During India’s opening match of the World Cup, against South Africa, Dhoni donned gloves featuring a white insignia associated with the army.
This attracted the attention of the governing body, which does not allow political or military adornments to playing kit, and Press Association Sport understands the Board of Control for Cricket in India were instructed to ensure the gloves did not make another appearance.
Dhoni is an honorary lieutenant colonel of the Indian territorial army and how he chooses to respond during Sunday’s game against Australia at The Oval will be key.
Should he continue to wear the gloves, he would be flouting regulations and would be open to disciplinary action. The ICC has yet to receive a formal response to its request and will be monitoring events with interest.
As it stands it appears the Indian position may be to query the ICC’s interpretation, with leading official Vinod Rai telling Press Trust of India the dagger was not a paramilitary reference.
“As per ICC regulations, players can’t sport any commercial, religious or military logo. There was nothing commercial or religious in this regard as we all know,” Rai told PTI.
“It is not the paramilitary regimental dagger that is embossed in his gloves so Dhoni is not in breach of ICC regulations.”

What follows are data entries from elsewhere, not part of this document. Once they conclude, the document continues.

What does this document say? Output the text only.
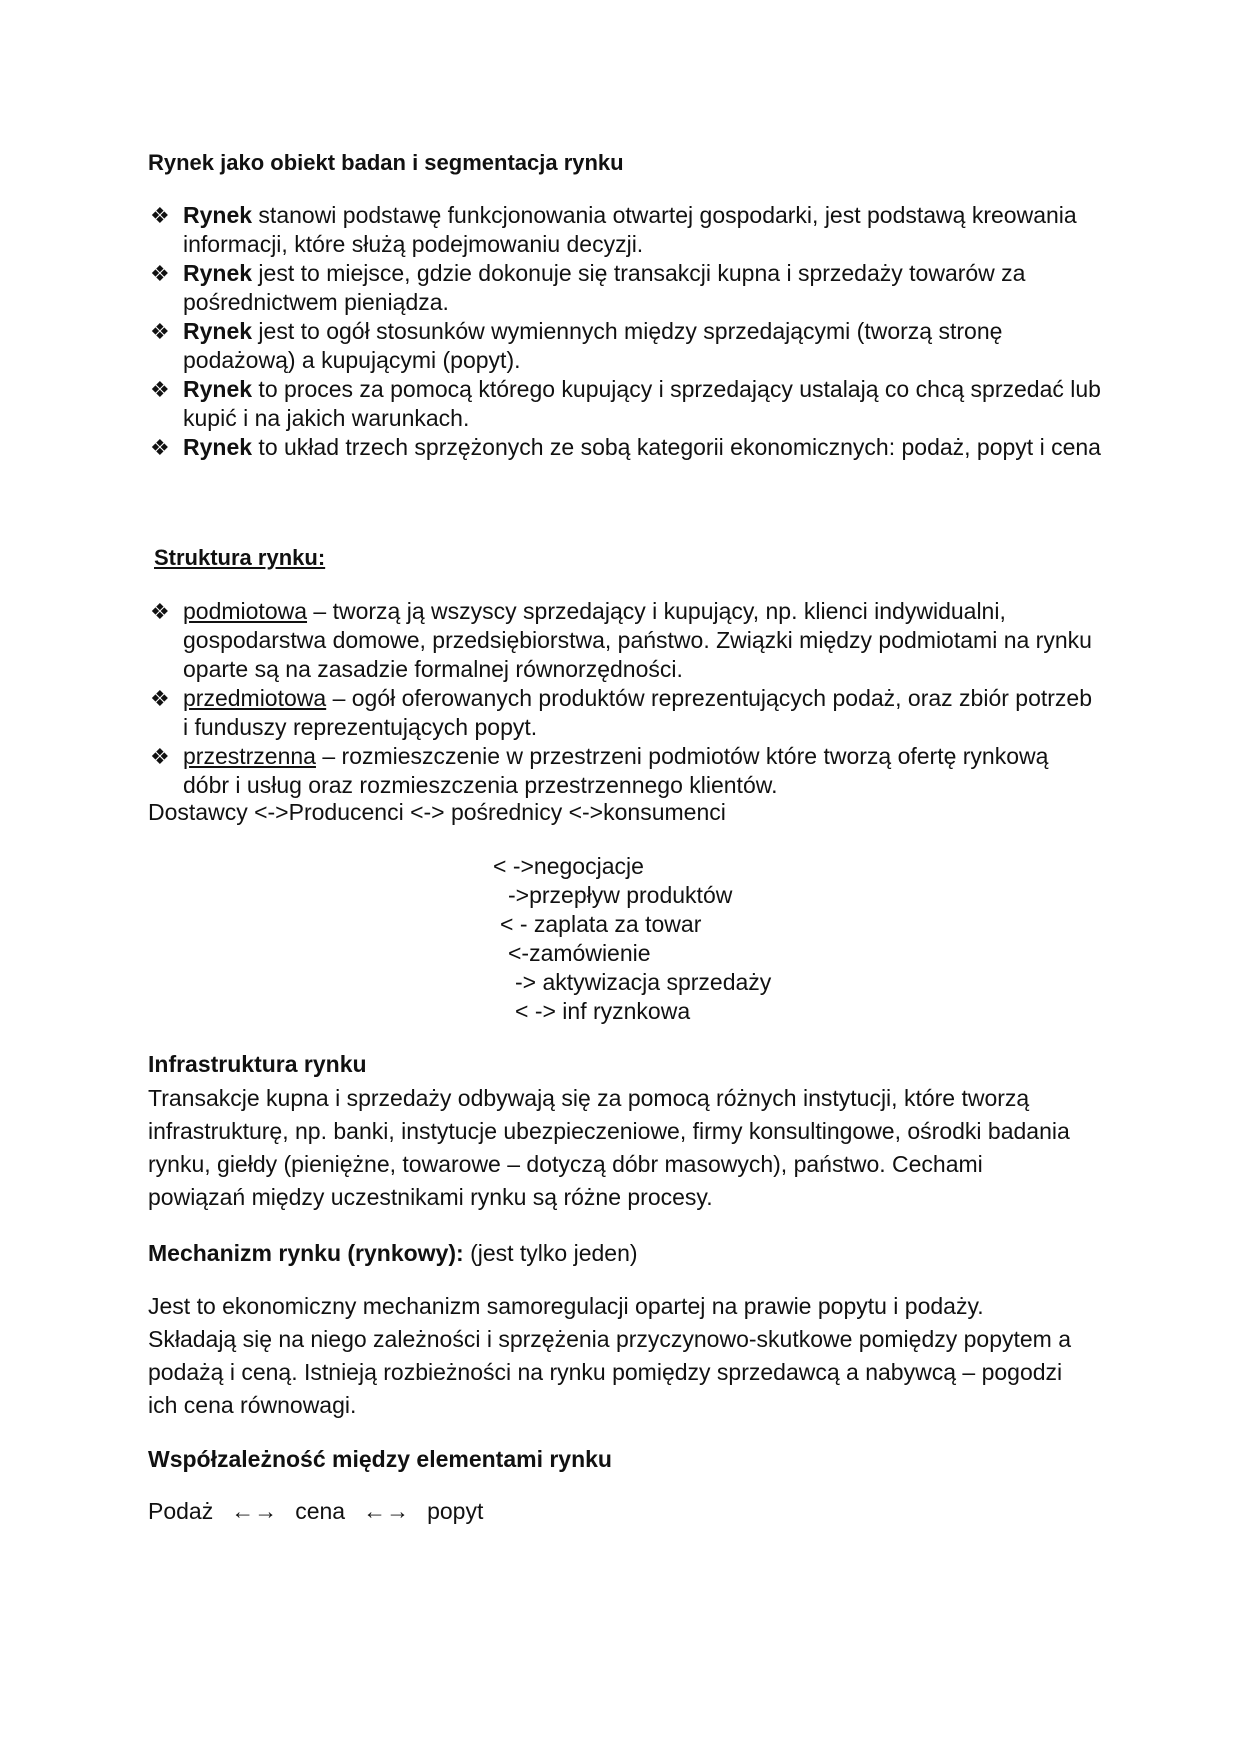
Rynek jako obiekt badan i segmentacja rynku
❖ Rynek stanowi podstawę funkcjonowania otwartej gospodarki, jest podstawą kreowania informacji, które służą podejmowaniu decyzji.
❖ Rynek jest to miejsce, gdzie dokonuje się transakcji kupna i sprzedaży towarów za pośrednictwem pieniądza.
❖ Rynek jest to ogół stosunków wymiennych między sprzedającymi (tworzą stronę podażową) a kupującymi (popyt).
❖ Rynek to proces za pomocą którego kupujący i sprzedający ustalają co chcą sprzedać lub kupić i na jakich warunkach.
❖ Rynek to układ trzech sprzężonych ze sobą kategorii ekonomicznych: podaż, popyt i cena
Struktura rynku:
❖ podmiotowa – tworzą ją wszyscy sprzedający i kupujący, np. klienci indywidualni, gospodarstwa domowe, przedsiębiorstwa, państwo. Związki między podmiotami na rynku oparte są na zasadzie formalnej równorzędności.
❖ przedmiotowa – ogół oferowanych produktów reprezentujących podaż, oraz zbiór potrzeb i funduszy reprezentujących popyt.
❖ przestrzenna – rozmieszczenie w przestrzeni podmiotów które tworzą ofertę rynkową dóbr i usług oraz rozmieszczenia przestrzennego klientów.
Dostawcy <->Producenci <-> pośrednicy <->konsumenci
< ->negocjacje
->przepływ produktów
< - zaplata za towar
<-zamówienie
-> aktywizacja sprzedaży
< -> inf ryznkowa
Infrastruktura rynku
Transakcje kupna i sprzedaży odbywają się za pomocą różnych instytucji, które tworzą infrastrukturę, np. banki, instytucje ubezpieczeniowe, firmy konsultingowe, ośrodki badania rynku, giełdy (pieniężne, towarowe – dotyczą dóbr masowych), państwo. Cechami powiązań między uczestnikami rynku są różne procesy.
Mechanizm rynku (rynkowy): (jest tylko jeden)
Jest to ekonomiczny mechanizm samoregulacji opartej na prawie popytu i podaży. Składają się na niego zależności i sprzężenia przyczynowo-skutkowe pomiędzy popytem a podażą i ceną. Istnieją rozbieżności na rynku pomiędzy sprzedawcą a nabywcą – pogodzi ich cena równowagi.
Współzależność między elementami rynku
Podaż ←→ cena ←→ popyt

In a statement, the ICC said: “The ICC has responded to the BCCI to confirm the logo displayed by MS Dhoni in the previous match is not permitted to be worn on his wicket-keeping gloves at the ICC Men’s Cricket World Cup 2019.
“The regulations for ICC events do not permit any individual message or logo to be displayed on any items of clothing or equipment. In addition to this, the logo also breaches the regulations in relation to what is permitted on wicketkeeper gloves.”
The ICC granted permission for India to wear camouflage caps in a recent one-day international against Australia in Dhoni’s hometown of Ranchi. The caps were worn as part of a fundraising effort following a terror attack in Kashmir that killed 40 paramilitary police – an incident that led to a sharp spike in political tensions with Pakistan.
The teams play each other at Old Trafford on July 16, by which time the Dhoni issue must surely have been resolved.